Antitumor Effect by Hydroxyapatite Nanospheres: Activation of Mitochondria-Dependent Apoptosis and Negative Regulation of Phosphatidylinositol-3-Kinase/Protein Kinase B Pathway.

机构信息

National Engineering Research Center for Biomaterials , Sichuan University , Chengdu 610064 , China.
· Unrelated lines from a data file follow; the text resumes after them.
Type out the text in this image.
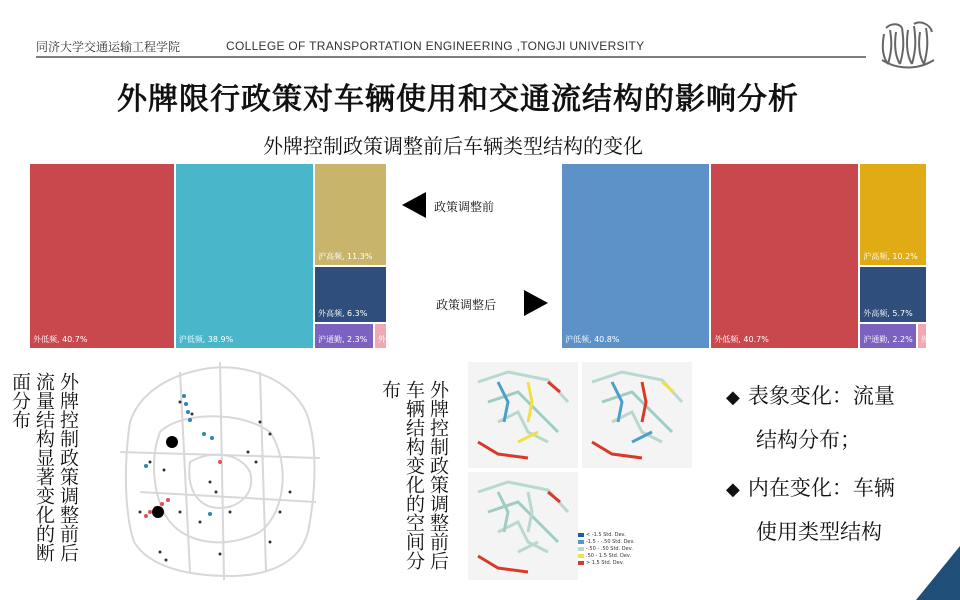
同济大学交通运输工程学院	COLLEGE OF TRANSPORTATION ENGINEERING ,TONGJI UNIVERSITY
外牌限行政策对车辆使用和交通流结构的影响分析
外牌控制政策调整前后车辆类型结构的变化
外低频, 40.7%	沪低频, 38.9%
沪高频, 11.3%
外高频, 6.3%
沪通勤, 2.3% 外	沪低频, 40.8%	外低频, 40.7%
沪高频, 10.2%
外高频, 5.7%
沪通勤, 2.2% 外
政策调整前
政策调整后
外牌控制政策调整前后流量结构显著变化的断面分布	外牌控制政策调整前后车辆结构变化的空间分布
< -1.5 Std. Dev.
-1.5 - -.50 Std. Dev.
-.50 - .50 Std. Dev.
.50 - 1.5 Std. Dev.
> 1.5 Std. Dev.
◆ 表象变化：流量
结构分布；
◆ 内在变化：车辆
使用类型结构
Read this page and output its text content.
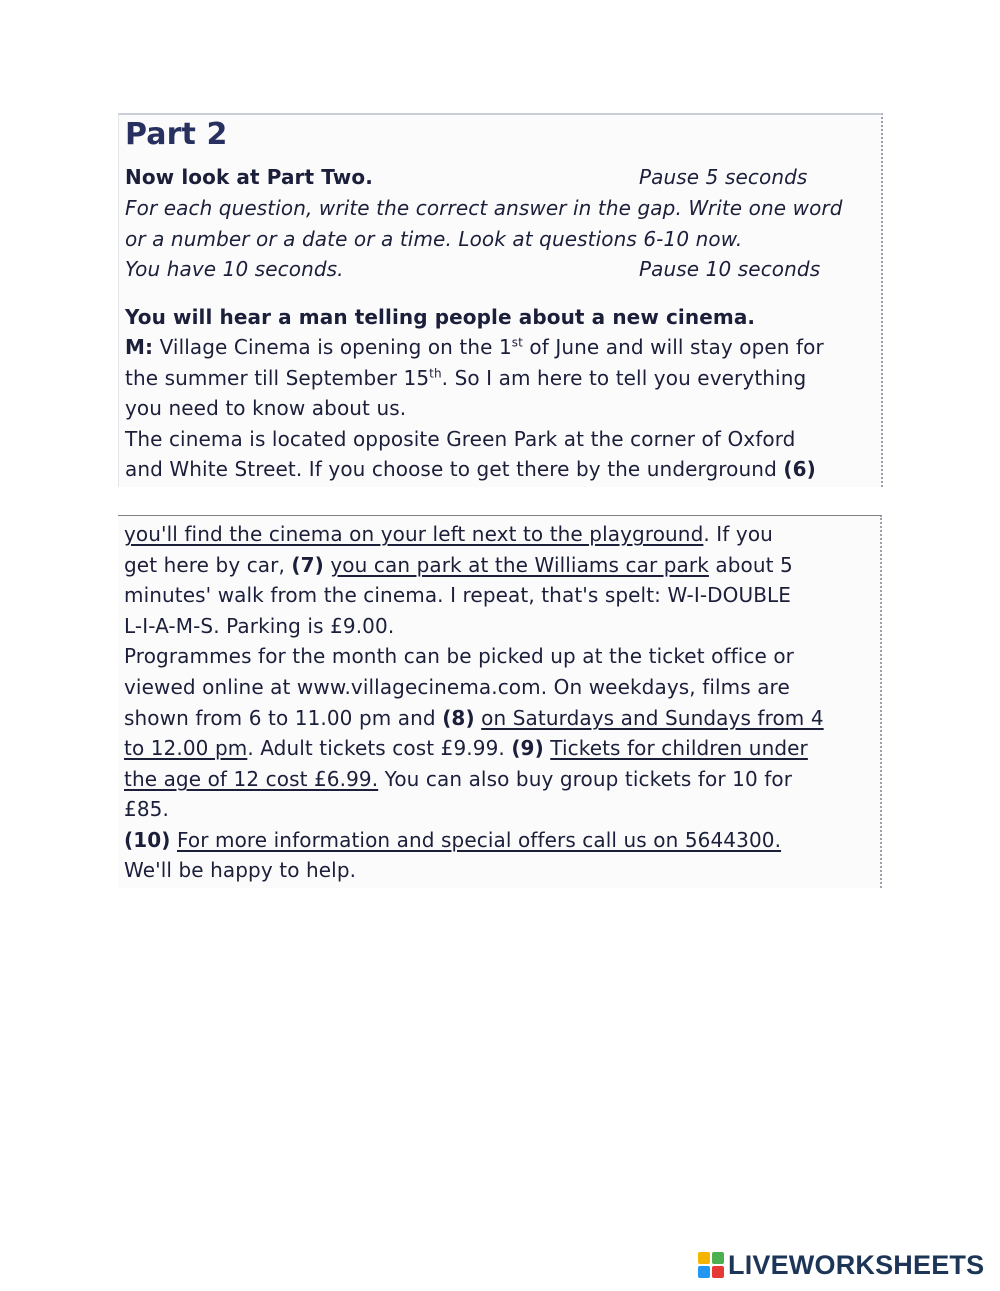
Part 2
Now look at Part Two.	Pause 5 seconds
For each question, write the correct answer in the gap. Write one word
or a number or a date or a time. Look at questions 6-10 now.
You have 10 seconds.	Pause 10 seconds
You will hear a man telling people about a new cinema.
M: Village Cinema is opening on the 1st of June and will stay open for
the summer till September 15th. So I am here to tell you everything
you need to know about us.
The cinema is located opposite Green Park at the corner of Oxford
and White Street. If you choose to get there by the underground (6)
you'll find the cinema on your left next to the playground. If you
get here by car, (7) you can park at the Williams car park about 5
minutes' walk from the cinema. I repeat, that's spelt: W-I-DOUBLE
L-I-A-M-S. Parking is £9.00.
Programmes for the month can be picked up at the ticket office or
viewed online at www.villagecinema.com. On weekdays, films are
shown from 6 to 11.00 pm and (8) on Saturdays and Sundays from 4
to 12.00 pm. Adult tickets cost £9.99. (9) Tickets for children under
the age of 12 cost £6.99. You can also buy group tickets for 10 for
£85.
(10) For more information and special offers call us on 5644300.
We'll be happy to help.
LIVEWORKSHEETS
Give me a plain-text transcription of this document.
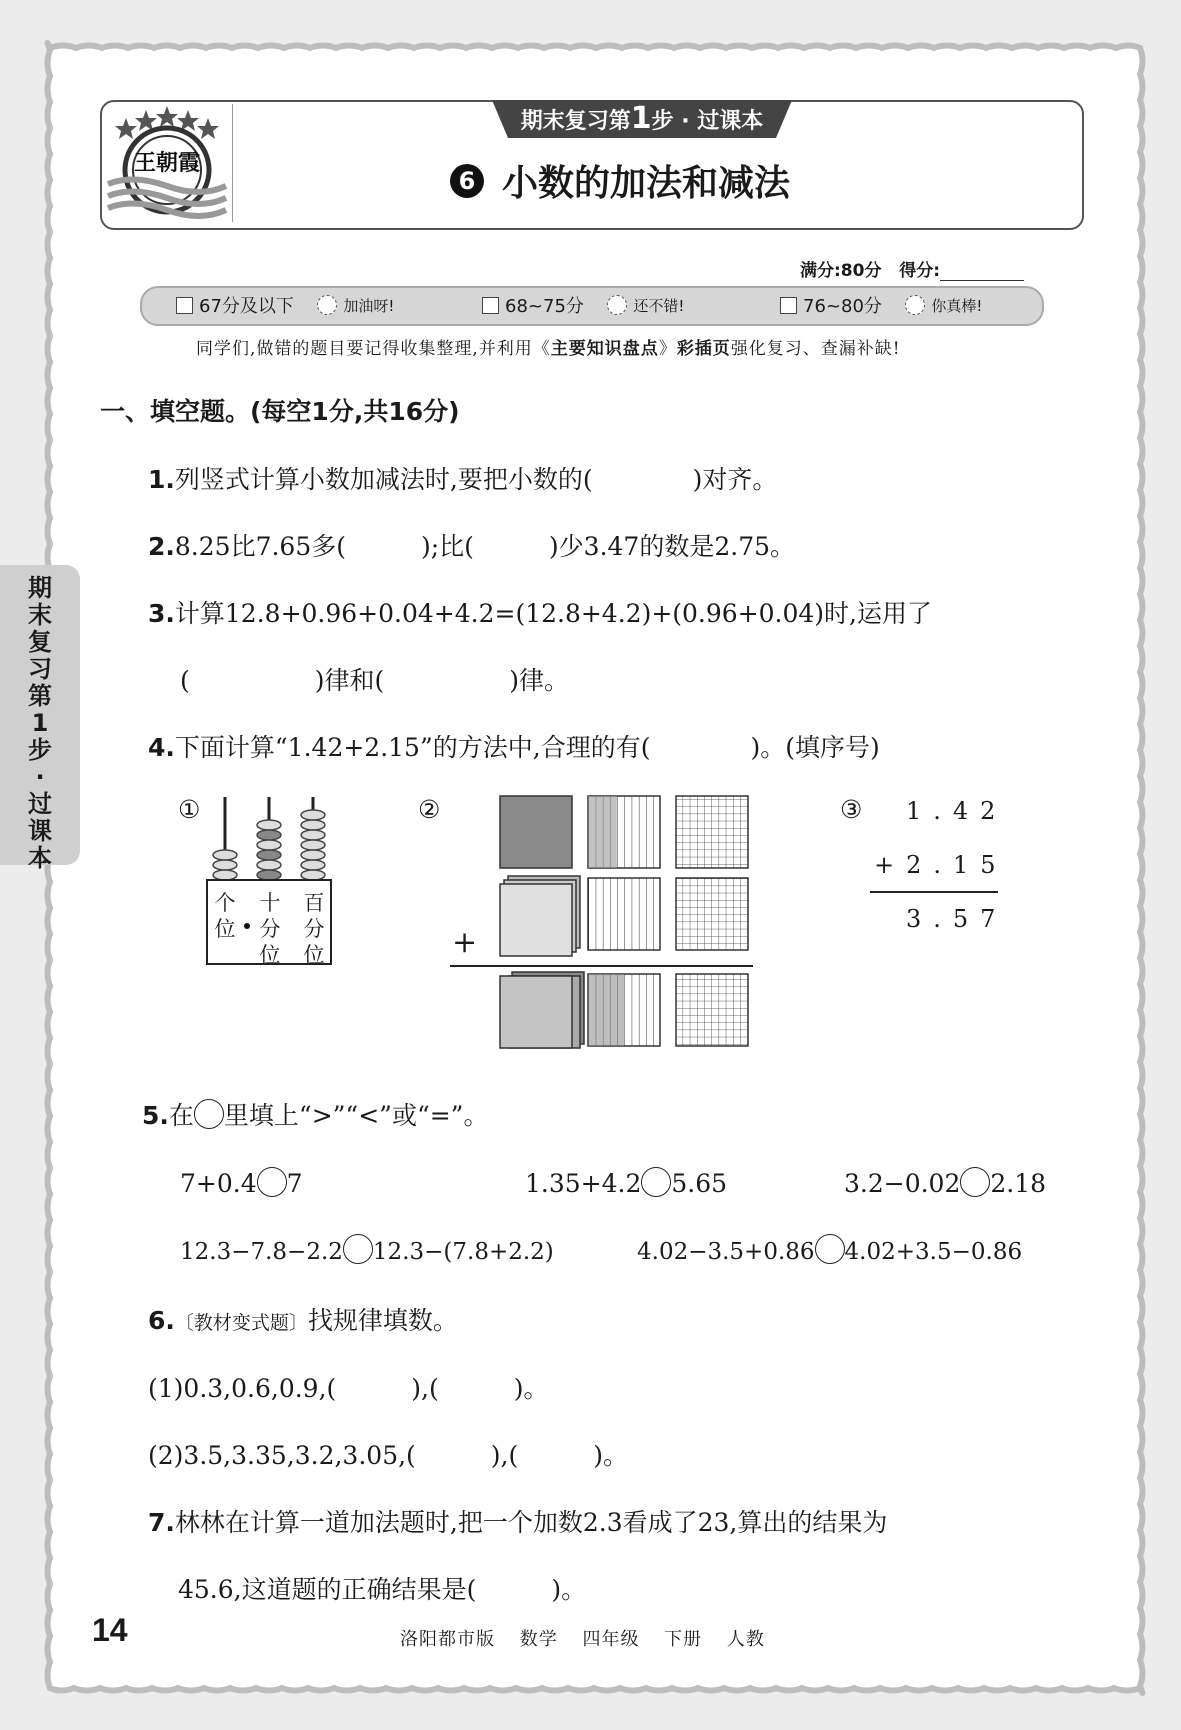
王朝霞
期末复习第1步 · 过课本
6 小数的加法和减法
满分:80分 得分:
67分及以下
	加油呀!	68~75分
	还不错!	76~80分
	你真棒!
同学们,做错的题目要记得收集整理,并利用《主要知识盘点》彩插页强化复习、查漏补缺!
一、填空题。(每空1分,共16分)
1.列竖式计算小数加减法时,要把小数的(　　　　)对齐。
2.8.25比7.65多(　　　);比(　　　)少3.47的数是2.75。
3.计算12.8+0.96+0.04+4.2=(12.8+4.2)+(0.96+0.04)时,运用了
(　　　　　)律和(　　　　　)律。
4.下面计算“1.42+2.15”的方法中,合理的有(　　　　)。(填序号)
①
个位
十分位
百分位
②
+
③ 1.42
+2.15
3.57
5.在 里填上“>”“<”或“=”。
7+0.4 7	1.35+4.2 5.65	3.2−0.02 2.18
12.3−7.8−2.2 12.3−(7.8+2.2)	4.02−3.5+0.86 4.02+3.5−0.86
6.〔教材变式题〕找规律填数。
(1)0.3,0.6,0.9,(　　　),(　　　)。
(2)3.5,3.35,3.2,3.05,(　　　),(　　　)。
7.林林在计算一道加法题时,把一个加数2.3看成了23,算出的结果为
45.6,这道题的正确结果是(　　　)。
期末复习第1步·过课本
14	洛阳都市版 数学 四年级 下册 人教
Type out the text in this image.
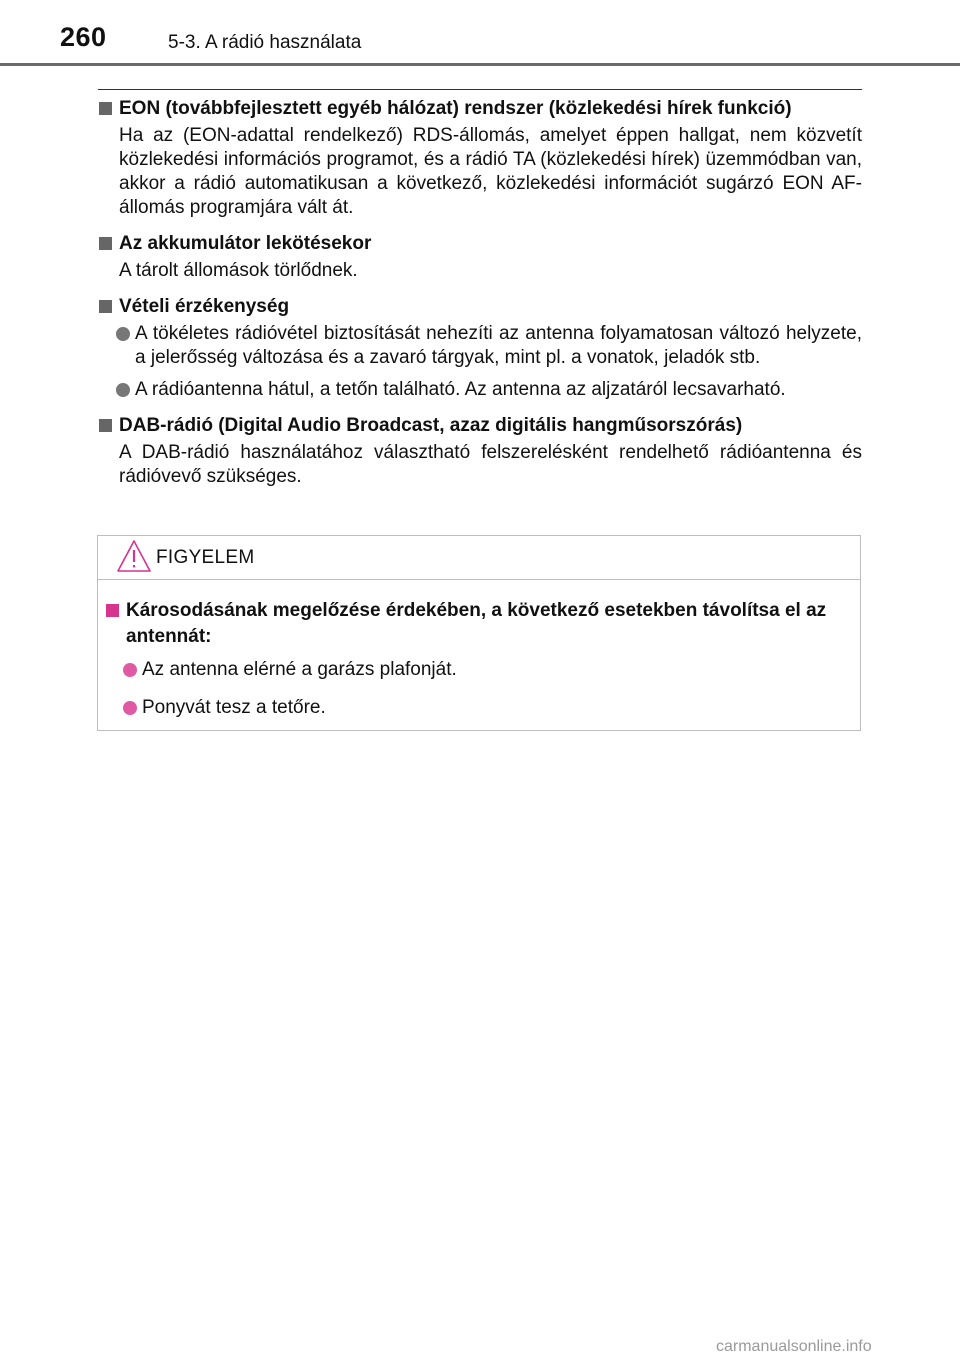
260	5-3. A rádió használata
EON (továbbfejlesztett egyéb hálózat) rendszer (közlekedési hírek funkció)
Ha az (EON-adattal rendelkező) RDS-állomás, amelyet éppen hallgat, nem közvetít közlekedési információs programot, és a rádió TA (közlekedési hírek) üzemmódban van, akkor a rádió automatikusan a következő, közlekedési információt sugárzó EON AF-állomás programjára vált át.
Az akkumulátor lekötésekor
A tárolt állomások törlődnek.
Vételi érzékenység
A tökéletes rádióvétel biztosítását nehezíti az antenna folyamatosan változó helyzete, a jelerősség változása és a zavaró tárgyak, mint pl. a vonatok, jeladók stb.
A rádióantenna hátul, a tetőn található. Az antenna az aljzatáról lecsavarható.
DAB-rádió (Digital Audio Broadcast, azaz digitális hangműsorszórás)
A DAB-rádió használatához választható felszerelésként rendelhető rádióantenna és rádióvevő szükséges.
FIGYELEM
Károsodásának megelőzése érdekében, a következő esetekben távolítsa el az antennát:
Az antenna elérné a garázs plafonját.
Ponyvát tesz a tetőre.
carmanualsonline.info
Institute of Atomic and Molecular Physics , Sichuan University , Chengdu 610065 , China.

出版信息

ACS Nano. 2018 Aug 28;12(8):7838-7854. doi: 10.1021/acsnano.8b01996. Epub 2018 Aug 9.

Abstract

Hydroxyapatite nanoparticles (HA NPs) have been acknowledged for their benign biocompatibility and proliferation inhibition effect on tumor cells, attracting considerable attention for tumor therapeutics without late effects. However, unnoticeable tumor cytotoxicity of HA NPs limited the final clinical therapeutic efficacy. Herein, a two-phase synthetic approach was developed to synthesize sphere-like HA NPs by varying the conventional growth habit of HA precipitate. We present our in vitro and in vivo experimental evidence that spherical HA NPs have surprisingly high inhibitory activities against tumor cells. We demonstrate further, based on our experimental data, that the underlying cause for the death of the tumor cells is related to two concurrent pathways, the mitochondria-dependent apoptosis pathway and negative regulation of the phosphatidylinositol-3-kinase/protein kinase B (PIK3/AKT) pathway. The present study indicated that HA nanospheres can be engineered as nontoxic specific inhibitors for efficient tumor therapeutics with nanobiomaterials.

摘要

羟基磷灰石纳米颗粒(HA NPs)因其对肿瘤细胞的良性生物相容性和增殖抑制作用而备受关注,在肿瘤治疗中没有晚期效应,引起了相当大的关注。然而,HA NPs 对肿瘤的不易察觉的细胞毒性限制了最终的临床治疗效果。在此,我们开发了一种两阶段合成方法,通过改变 HA 沉淀物的常规生长习性来合成类球形 HA NPs。我们提供了体外和体内实验证据,表明球形 HA NPs 对肿瘤细胞具有惊人的高抑制活性。我们进一步根据实验数据表明,肿瘤细胞死亡的根本原因与两条同时发生的途径有关,即线粒体依赖性细胞凋亡途径和磷脂酰肌醇-3-激酶/蛋白激酶 B(PIK3/AKT)途径的负调控。本研究表明,HA 纳米球可用作纳米生物材料高效肿瘤治疗的无毒特异性抑制剂。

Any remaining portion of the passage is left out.